Pour détendre le jeune homme, des exercices de pleine conscience avant et pendant les repas ont été ajoutés durant la deuxième semaine. Ces exercices étaient axés sur l’entraînement de la conscience, de la respiration et de la capacité à ressentir du plaisir. Résultat : le score du patient sur l’inventaire d’anxiété de Beck est tombé de 21 à 5, donc une nette amélioration. Il a en outre parlé d’une humeur et d’une attitude plus positives. Il est impossible de dire si ces effets sont dus à la diversité accrue de sa flore intestinale ou aux autres interventions.
Les futurs résultats issus de ce domaine de recherche pourraient donner lieu à de nouvelles formes de thérapie intégrative alliant un changement ciblé des habitudes alimentaires à la psychothérapie et à l’action sociale. En attendant les preuves thérapeutiques, les deux chercheuses donnent le conseil suivant : « La recette est simple : se reposer, digérer, faire du sport, s’entraîner à la pleine conscience et adopter une alimentation riche et équilibrée. »
Recherche sur le microbiome
« Il y a beaucoup de bonnes études, mais pas de réel progrès. »
À l’aide d’un « Microbiota Vault », les chercheurs aimeraient préserver la diversité de notre microbiome en conservant en lieu sûr le plus grand nombre possible de bactéries intestinales. Que pensez-vous de ce projet ?
Le potentiel scientifique de ce projet est indéniable, surtout si l’on tient compte du fait que la diversité des microbiotes continuera à diminuer à l’avenir. Mais la cause des maladies ne réside pas forcément dans cette baisse de la diversité. Ainsi, malgré leur microbiote intestinal plus riche, les Indiens d’Amazonie ont quasiment disparu, parce qu’ils n’étaient pas immunisés contre des virus et des bactéries importés. Le prix de notre immunité relative est probablement une diversité bactérienne et virale réduite. La conservation de cultures bactériennes « archaïques » a donc une valeur pour la recherche, mais je doute qu’il en résulte une utilité médicale.
Vous avez montré pour la première fois qu’un probiotique peut avoir un effet positif sur notre gestion du stress.

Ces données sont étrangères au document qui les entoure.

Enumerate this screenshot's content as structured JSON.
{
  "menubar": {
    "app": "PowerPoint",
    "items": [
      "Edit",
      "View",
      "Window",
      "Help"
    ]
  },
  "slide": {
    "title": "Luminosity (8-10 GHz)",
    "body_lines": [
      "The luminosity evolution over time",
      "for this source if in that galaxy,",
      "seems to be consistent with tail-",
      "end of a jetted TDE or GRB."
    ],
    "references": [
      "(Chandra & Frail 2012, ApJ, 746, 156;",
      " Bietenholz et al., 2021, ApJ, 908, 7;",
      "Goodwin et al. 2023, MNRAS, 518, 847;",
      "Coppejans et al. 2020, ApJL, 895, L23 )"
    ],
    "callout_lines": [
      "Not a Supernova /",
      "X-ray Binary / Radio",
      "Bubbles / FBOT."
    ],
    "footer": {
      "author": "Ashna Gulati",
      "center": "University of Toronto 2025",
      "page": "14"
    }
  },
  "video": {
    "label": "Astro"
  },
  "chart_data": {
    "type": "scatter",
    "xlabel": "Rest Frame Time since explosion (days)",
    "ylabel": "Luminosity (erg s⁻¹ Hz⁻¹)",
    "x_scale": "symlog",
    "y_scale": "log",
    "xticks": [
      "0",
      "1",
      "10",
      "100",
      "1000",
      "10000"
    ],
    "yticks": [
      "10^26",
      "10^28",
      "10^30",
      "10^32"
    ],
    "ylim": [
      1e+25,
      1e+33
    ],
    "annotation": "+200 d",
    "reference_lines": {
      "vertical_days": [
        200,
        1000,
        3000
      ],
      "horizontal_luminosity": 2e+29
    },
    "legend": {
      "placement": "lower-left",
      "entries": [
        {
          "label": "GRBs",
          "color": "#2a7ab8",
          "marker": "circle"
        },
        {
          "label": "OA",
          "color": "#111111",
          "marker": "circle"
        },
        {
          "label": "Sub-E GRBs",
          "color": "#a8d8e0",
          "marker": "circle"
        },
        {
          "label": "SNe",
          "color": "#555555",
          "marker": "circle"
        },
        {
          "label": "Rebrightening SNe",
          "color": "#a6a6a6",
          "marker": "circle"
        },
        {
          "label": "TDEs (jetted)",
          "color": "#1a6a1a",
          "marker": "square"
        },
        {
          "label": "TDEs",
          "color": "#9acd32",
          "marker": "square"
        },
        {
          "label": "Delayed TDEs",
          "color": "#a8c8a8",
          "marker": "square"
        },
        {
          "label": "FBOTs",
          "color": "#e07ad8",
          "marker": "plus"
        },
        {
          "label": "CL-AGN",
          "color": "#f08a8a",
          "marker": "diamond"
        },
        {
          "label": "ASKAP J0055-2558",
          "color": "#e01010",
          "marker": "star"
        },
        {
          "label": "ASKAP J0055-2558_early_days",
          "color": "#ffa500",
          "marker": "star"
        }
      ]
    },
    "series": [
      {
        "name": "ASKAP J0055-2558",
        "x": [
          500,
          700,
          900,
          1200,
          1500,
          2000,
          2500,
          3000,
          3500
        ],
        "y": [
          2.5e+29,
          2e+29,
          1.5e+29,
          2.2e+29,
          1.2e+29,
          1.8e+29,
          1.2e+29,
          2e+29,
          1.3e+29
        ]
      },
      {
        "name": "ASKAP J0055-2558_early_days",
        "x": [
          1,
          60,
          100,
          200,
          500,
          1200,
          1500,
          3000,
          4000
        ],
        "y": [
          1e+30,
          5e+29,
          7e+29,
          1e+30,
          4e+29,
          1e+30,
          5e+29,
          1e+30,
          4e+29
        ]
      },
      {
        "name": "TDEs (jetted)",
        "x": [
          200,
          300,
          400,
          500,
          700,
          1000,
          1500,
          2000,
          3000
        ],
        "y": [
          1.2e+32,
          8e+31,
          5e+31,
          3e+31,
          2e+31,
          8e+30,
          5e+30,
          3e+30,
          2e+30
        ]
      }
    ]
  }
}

Comment évaluer les chances de développer de nouveaux médicaments ou méthodes thérapeutiques sur la base de ces résultats ?

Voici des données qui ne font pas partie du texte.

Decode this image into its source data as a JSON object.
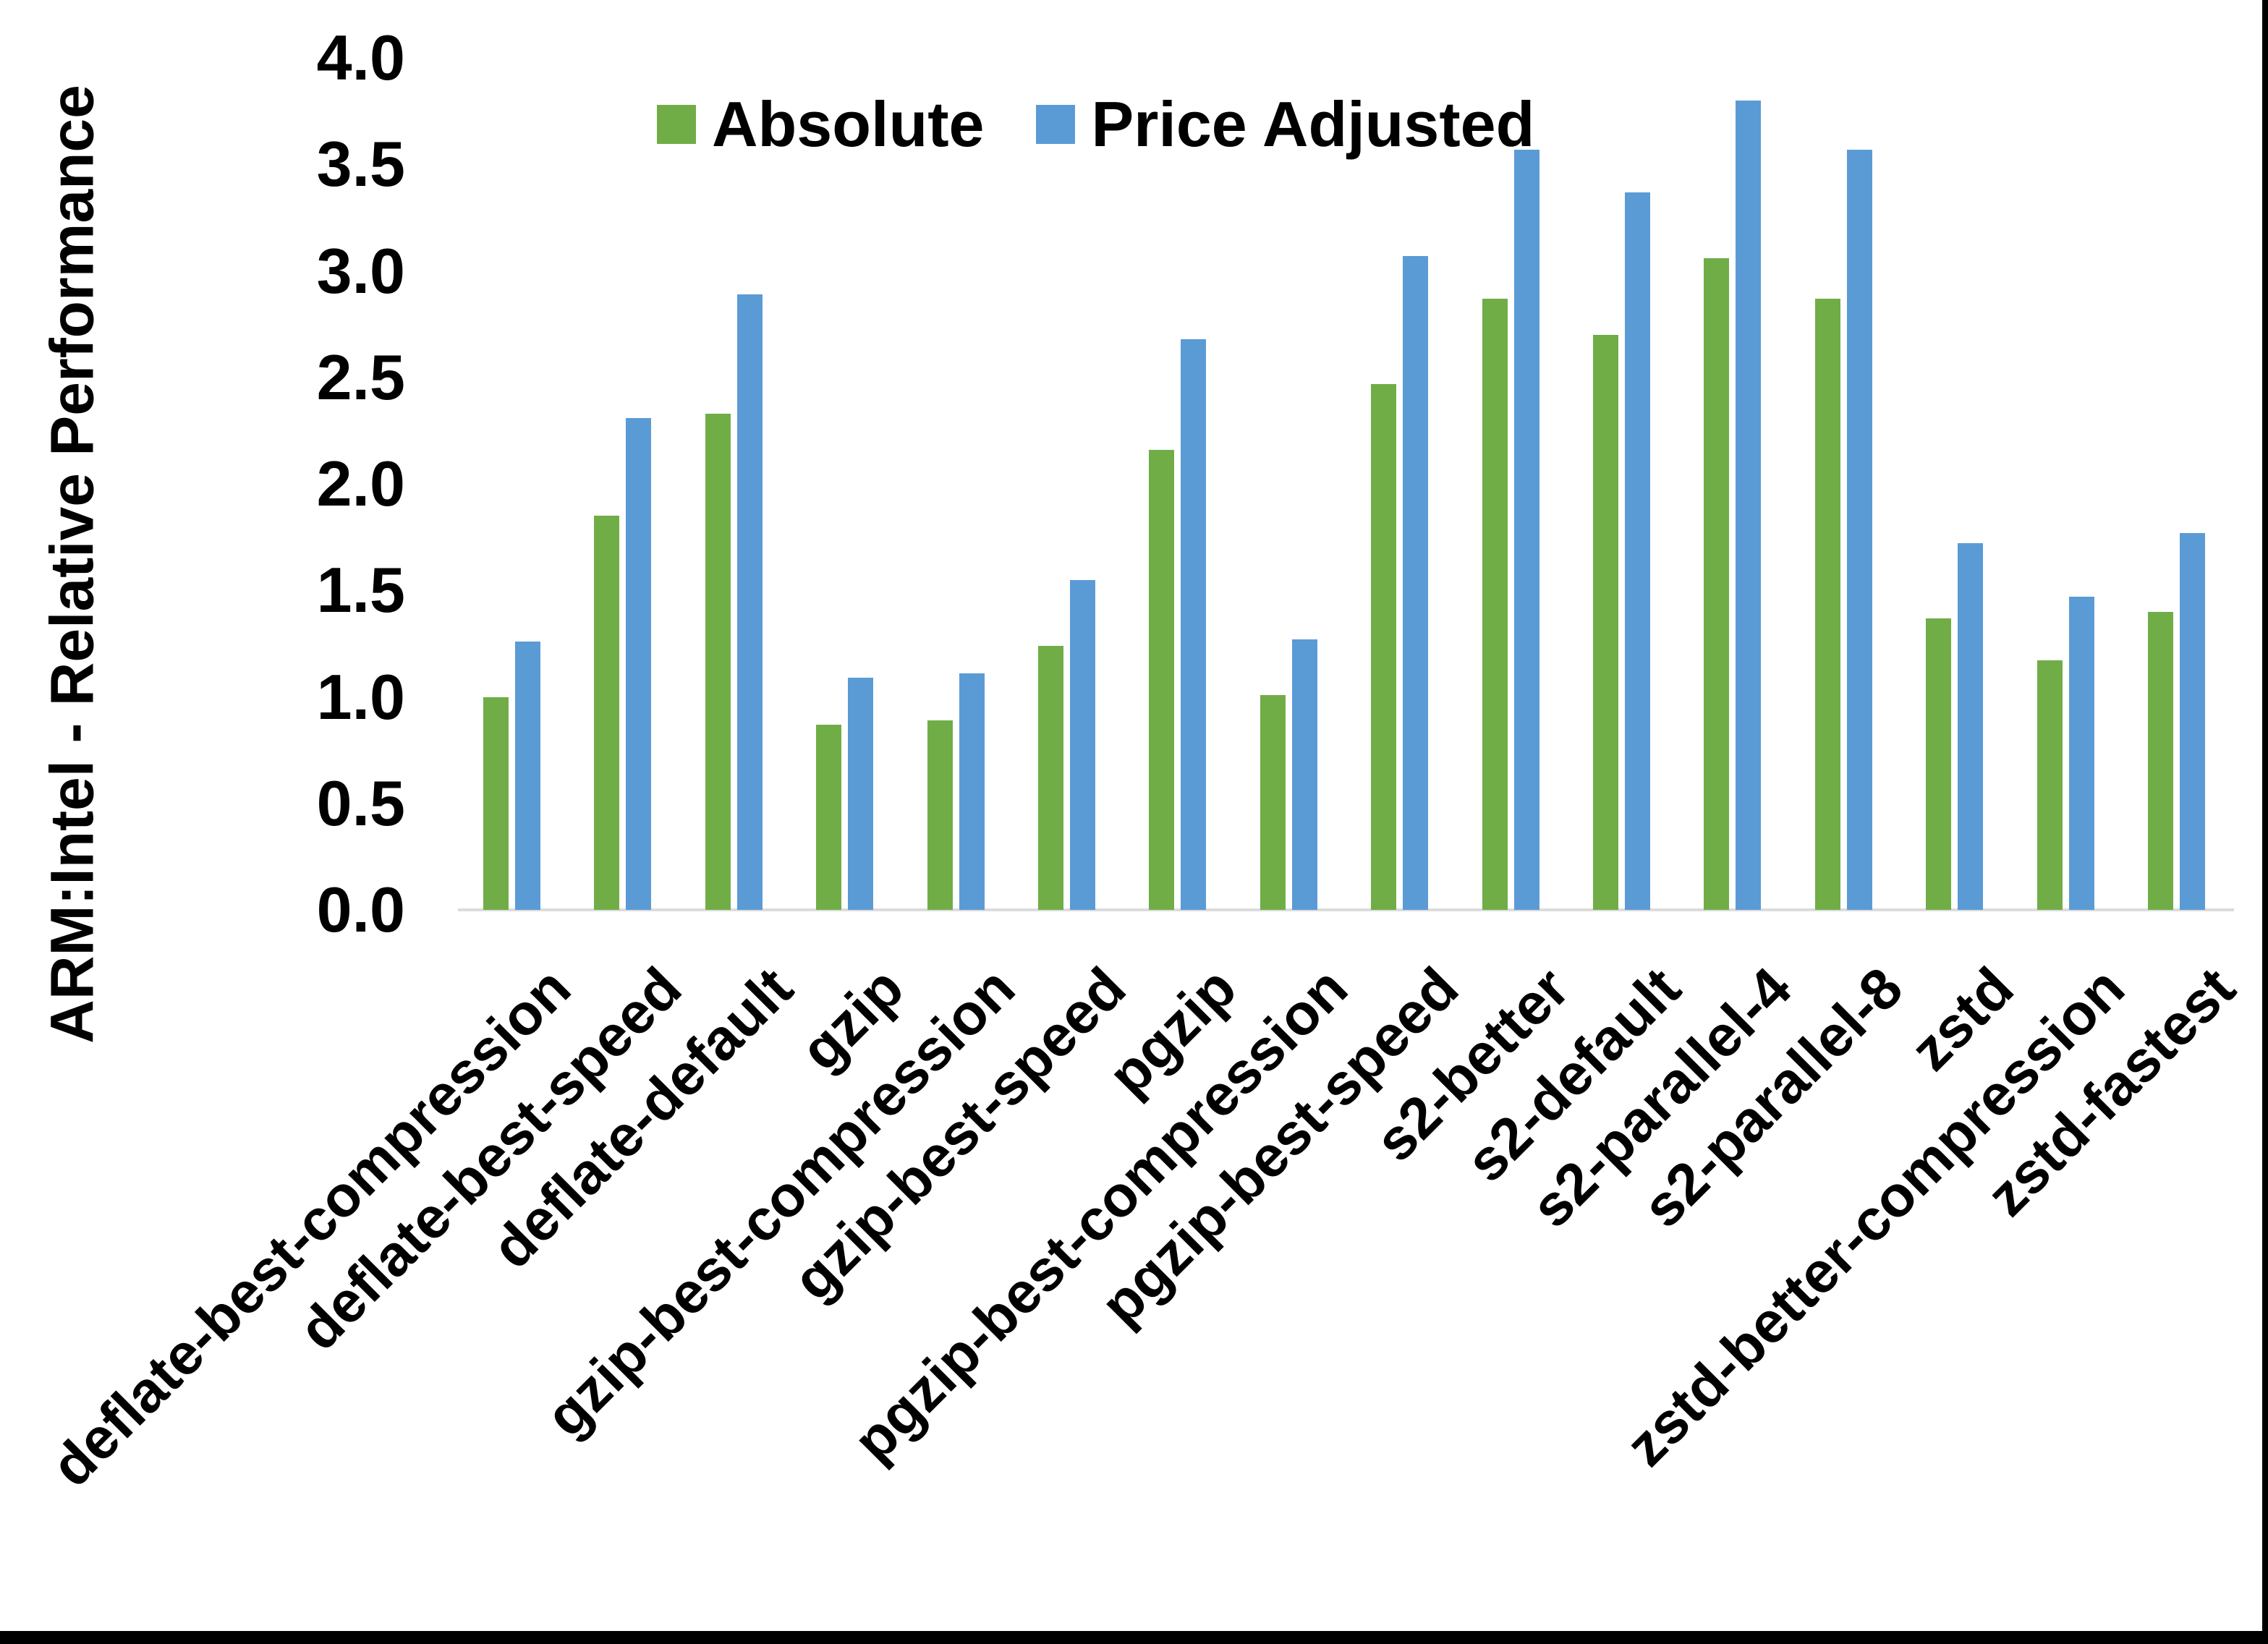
{
  "chart_data": {
    "type": "bar",
    "title": "",
    "ylabel": "ARM:Intel - Relative Performance",
    "xlabel": "",
    "ylim": [
      0.0,
      4.0
    ],
    "ytick_step": 0.5,
    "ytick_labels": [
      "4.0",
      "3.5",
      "3.0",
      "2.5",
      "2.0",
      "1.5",
      "1.0",
      "0.5",
      "0.0"
    ],
    "grid": false,
    "legend_position": "top-center",
    "categories": [
      "deflate-best-compression",
      "deflate-best-speed",
      "deflate-default",
      "gzip",
      "gzip-best-compression",
      "gzip-best-speed",
      "pgzip",
      "pgzip-best-compression",
      "pgzip-best-speed",
      "s2-better",
      "s2-default",
      "s2-parallel-4",
      "s2-parallel-8",
      "zstd",
      "zstd-better-compression",
      "zstd-fastest"
    ],
    "series": [
      {
        "name": "Absolute",
        "color": "#70AD47",
        "values": [
          1.0,
          1.85,
          2.33,
          0.87,
          0.89,
          1.24,
          2.16,
          1.01,
          2.47,
          2.87,
          2.7,
          3.06,
          2.87,
          1.37,
          1.17,
          1.4
        ]
      },
      {
        "name": "Price Adjusted",
        "color": "#5B9BD5",
        "values": [
          1.26,
          2.31,
          2.89,
          1.09,
          1.11,
          1.55,
          2.68,
          1.27,
          3.07,
          3.57,
          3.37,
          3.8,
          3.57,
          1.72,
          1.47,
          1.77
        ]
      }
    ]
  },
  "colors": {
    "background": "#FFFFFF",
    "axis_line": "#DCDCDC",
    "text": "#000000",
    "frame_border": "#000000"
  }
}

Il y a un long chemin entre établir la preuve d’un effet sur le stress chez des sujets sains à l’aide de l’imagerie cérébrale et traiter efficacement un patient souffrant de troubles consécutifs au stress. Selon moi, les probiotiques joueront tout au plus un rôle comme mesures de soutien.
Où voyez-vous des progrès ?
À vrai dire, je vois beaucoup de bonnes études, mais pas de réel progrès. Le nombre d’études est trop faible, et les pathologies psychiatriques sont bien trop hétérogènes. Peut-être existe-t-il, au moins pour certaines de ces maladies, un petit sous-groupe pouvant être traité par des moyens simples comme une modification du microbiote. /jof
Paul Enck est psychologue et directeur de recherche du département Médecine et psychothérapie psychosomatique à la clinique universitaire de Tübingen, en Allemagne.